Right—so you don’t lose money until you take it out. Say I took it out, and now stocks are on sale; can I put it back?
You can. Because they actually said that—for 2020 only—as long as you put back any distributions that you’ve taken so far by Aug. 31, 2020, it will be treated like you never took it out.
There has to be a catch here …
There’s a little bit of a catch, because of course most people have withholding taken off of their IRA payments, and if you had federal or state withholding taken off, that amount might not be able to be put back in.
Anything else on changes with the distribution rules?
I think a lot of that covers it. But one thing that I kind of want to go back to is those QCDs, or qualified charitable distributions. As a reminder, this is a way that people over 70 ½ can have their IRA funds transferred directly to a charity and take a deduction, even if they don’t itemize. And with the itemized deduction (you know, the standard deduction) being a fairly high threshold now, a lot of people are taking the standard deduction, but this is a way to take a deduction without having to itemize.
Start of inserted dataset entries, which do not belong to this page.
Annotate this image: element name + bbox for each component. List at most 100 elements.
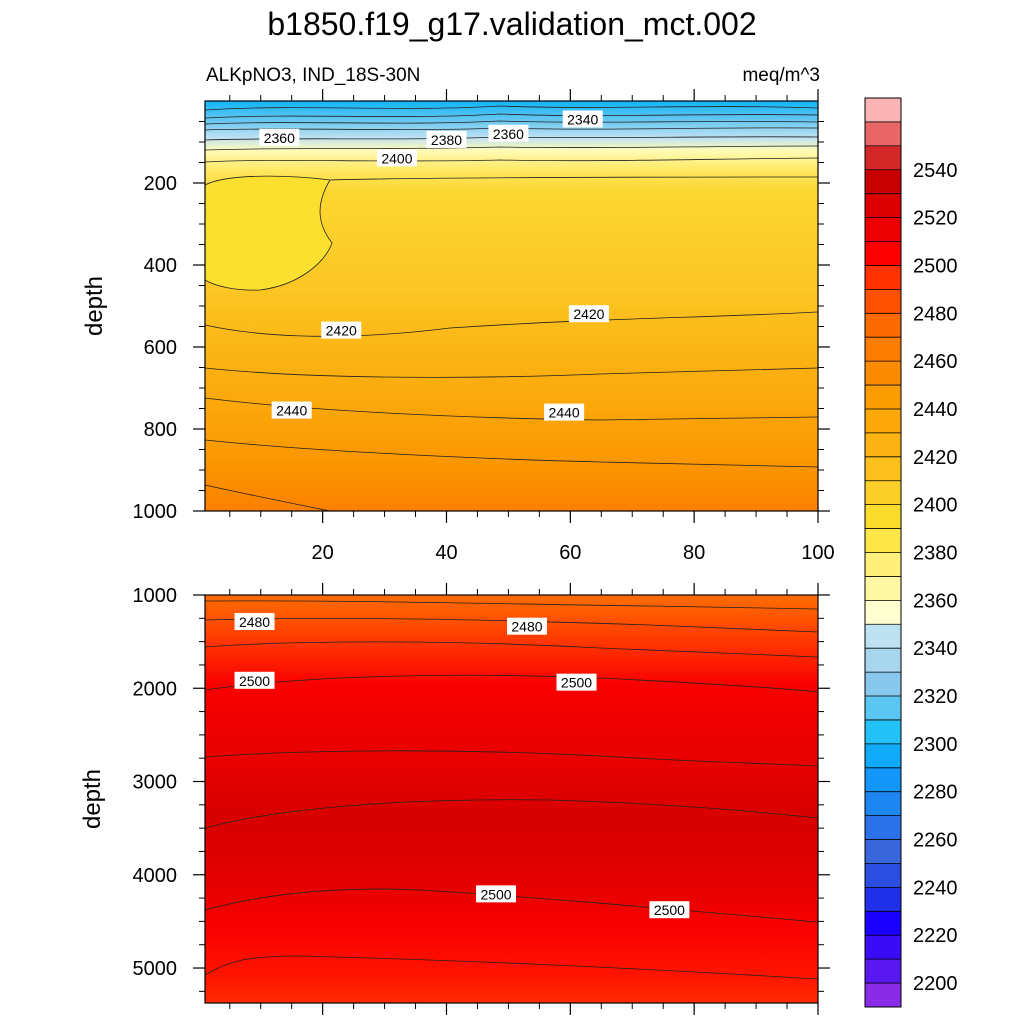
contour-label-text: 2440 bbox=[549, 405, 580, 421]
contour-label-box bbox=[259, 128, 300, 146]
contour-label-box bbox=[271, 401, 312, 419]
colorbar-label: 2540 bbox=[913, 160, 958, 182]
colorbar-box bbox=[865, 98, 901, 123]
contour-label-text: 2400 bbox=[381, 150, 412, 166]
colorbar-box bbox=[865, 863, 901, 888]
colorbar-label: 2200 bbox=[913, 973, 958, 995]
top-ytick-label: 400 bbox=[144, 255, 177, 277]
top-ytick-label: 1000 bbox=[133, 501, 178, 523]
colorbar-box bbox=[865, 552, 901, 577]
contour-label-text: 2440 bbox=[276, 403, 307, 419]
bottom-ytick-label: 3000 bbox=[133, 772, 178, 794]
bottom-contour-panel bbox=[204, 595, 819, 1003]
colorbar-box bbox=[865, 241, 901, 266]
top-xtick-label: 60 bbox=[559, 542, 581, 564]
colorbar-box bbox=[865, 480, 901, 506]
top-xtick-label: 100 bbox=[801, 542, 834, 564]
contour-label: 2420 bbox=[568, 305, 609, 323]
contour-label: 2360 bbox=[259, 128, 300, 146]
contour-label: 2500 bbox=[234, 671, 275, 689]
colorbar-label: 2500 bbox=[913, 255, 958, 277]
colorbar-label: 2280 bbox=[913, 782, 958, 804]
contour-label-text: 2500 bbox=[561, 675, 592, 691]
contour-label-box bbox=[476, 885, 517, 903]
contour-label: 2480 bbox=[506, 617, 547, 635]
colorbar-box bbox=[865, 887, 901, 912]
contour-label-text: 2360 bbox=[493, 126, 524, 142]
contour-label: 2500 bbox=[556, 673, 597, 691]
contour-label: 2440 bbox=[544, 403, 585, 421]
colorbar-box bbox=[865, 265, 901, 290]
colorbar-box bbox=[865, 337, 901, 362]
colorbar-box bbox=[865, 815, 901, 840]
bottom-ytick-label: 5000 bbox=[133, 958, 178, 980]
contour-label-box bbox=[649, 901, 690, 919]
colorbar-box bbox=[865, 504, 901, 529]
top-panel-fill bbox=[205, 101, 818, 511]
bottom-ylabel: depth bbox=[79, 769, 106, 829]
top-xtick-label: 40 bbox=[435, 542, 457, 564]
colorbar-box bbox=[865, 432, 901, 458]
contour-label-box bbox=[556, 673, 597, 691]
contour-label-box bbox=[488, 124, 529, 142]
bottom-ytick-label: 1000 bbox=[133, 585, 178, 607]
contour-label-box bbox=[234, 671, 275, 689]
contour-label: 2360 bbox=[488, 124, 529, 142]
colorbar-box bbox=[865, 696, 901, 721]
contour-label: 2420 bbox=[321, 321, 362, 339]
top-xtick-label: 20 bbox=[312, 542, 334, 564]
contour-label-box bbox=[234, 613, 275, 631]
top-ylabel: depth bbox=[81, 276, 108, 336]
colorbar-label: 2340 bbox=[913, 638, 958, 660]
bottom-panel-fill bbox=[205, 595, 818, 1003]
colorbar-label: 2300 bbox=[913, 734, 958, 756]
colorbar-box bbox=[865, 767, 901, 793]
top-xtick-label: 80 bbox=[683, 542, 705, 564]
bottom-ytick-label: 2000 bbox=[133, 678, 178, 700]
contour-label: 2340 bbox=[562, 110, 603, 128]
colorbar-box bbox=[865, 935, 901, 960]
colorbar-box bbox=[865, 289, 901, 314]
colorbar-box bbox=[865, 600, 901, 625]
colorbar-box bbox=[865, 624, 901, 649]
colorbar-box bbox=[865, 743, 901, 769]
colorbar-frame bbox=[864, 97, 902, 1008]
colorbar-box bbox=[865, 217, 901, 242]
contour-label: 2480 bbox=[234, 613, 275, 631]
contour-label-box bbox=[544, 403, 585, 421]
contour-label-text: 2420 bbox=[326, 323, 357, 339]
contour-label-text: 2380 bbox=[431, 132, 462, 148]
contour-label-box bbox=[426, 130, 467, 148]
left-string: ALKpNO3, IND_18S-30N bbox=[206, 65, 420, 86]
figure-title: b1850.f19_g17.validation_mct.002 bbox=[267, 6, 756, 42]
colorbar-label: 2520 bbox=[913, 208, 958, 230]
colorbar-box bbox=[865, 385, 901, 410]
contour-label: 2500 bbox=[649, 901, 690, 919]
colorbar-box bbox=[865, 911, 901, 936]
contour-label: 2500 bbox=[476, 885, 517, 903]
colorbar-box bbox=[865, 193, 901, 219]
bottom-axes: 1000 2000 3000 4000 5000 bbox=[133, 583, 830, 1015]
top-ytick-label: 600 bbox=[144, 337, 177, 359]
colorbar-box bbox=[865, 719, 901, 745]
colorbar-box bbox=[865, 145, 901, 171]
contour-label-box bbox=[321, 321, 362, 339]
colorbar-label: 2480 bbox=[913, 303, 958, 325]
contour-label: 2400 bbox=[376, 149, 417, 167]
colorbar-label: 2240 bbox=[913, 877, 958, 899]
contour-label-box bbox=[562, 110, 603, 128]
colorbar: 2200 2220 2240 2260 2280 2300 2320 2340 2360 2380… bbox=[864, 97, 958, 1008]
contour-label-text: 2360 bbox=[264, 130, 295, 146]
contour-label-text: 2500 bbox=[239, 673, 270, 689]
colorbar-box bbox=[865, 648, 901, 673]
warm-pocket bbox=[205, 176, 332, 291]
bottom-panel-frame bbox=[204, 594, 819, 1004]
top-ytick-label: 800 bbox=[144, 419, 177, 441]
bottom-contour-lines bbox=[204, 600, 819, 980]
contour-label-text: 2340 bbox=[567, 111, 598, 127]
colorbar-box bbox=[865, 672, 901, 697]
colorbar-box bbox=[865, 959, 901, 984]
colorbar-label: 2380 bbox=[913, 543, 958, 565]
colorbar-box bbox=[865, 983, 901, 1008]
So, even though the age for distributions changed from 70 ½ to 72 for people who have to take those required distributions, the age is still 70 ½ for people that want to transfer money right from their IRAs directly to a charity and essentially get a deduction for it. If you want more information on that, though, I would suggest going to our website, because we have a lot of good information on that. And of course, everybody’s circumstances are different; nobody’s circumstances are the same.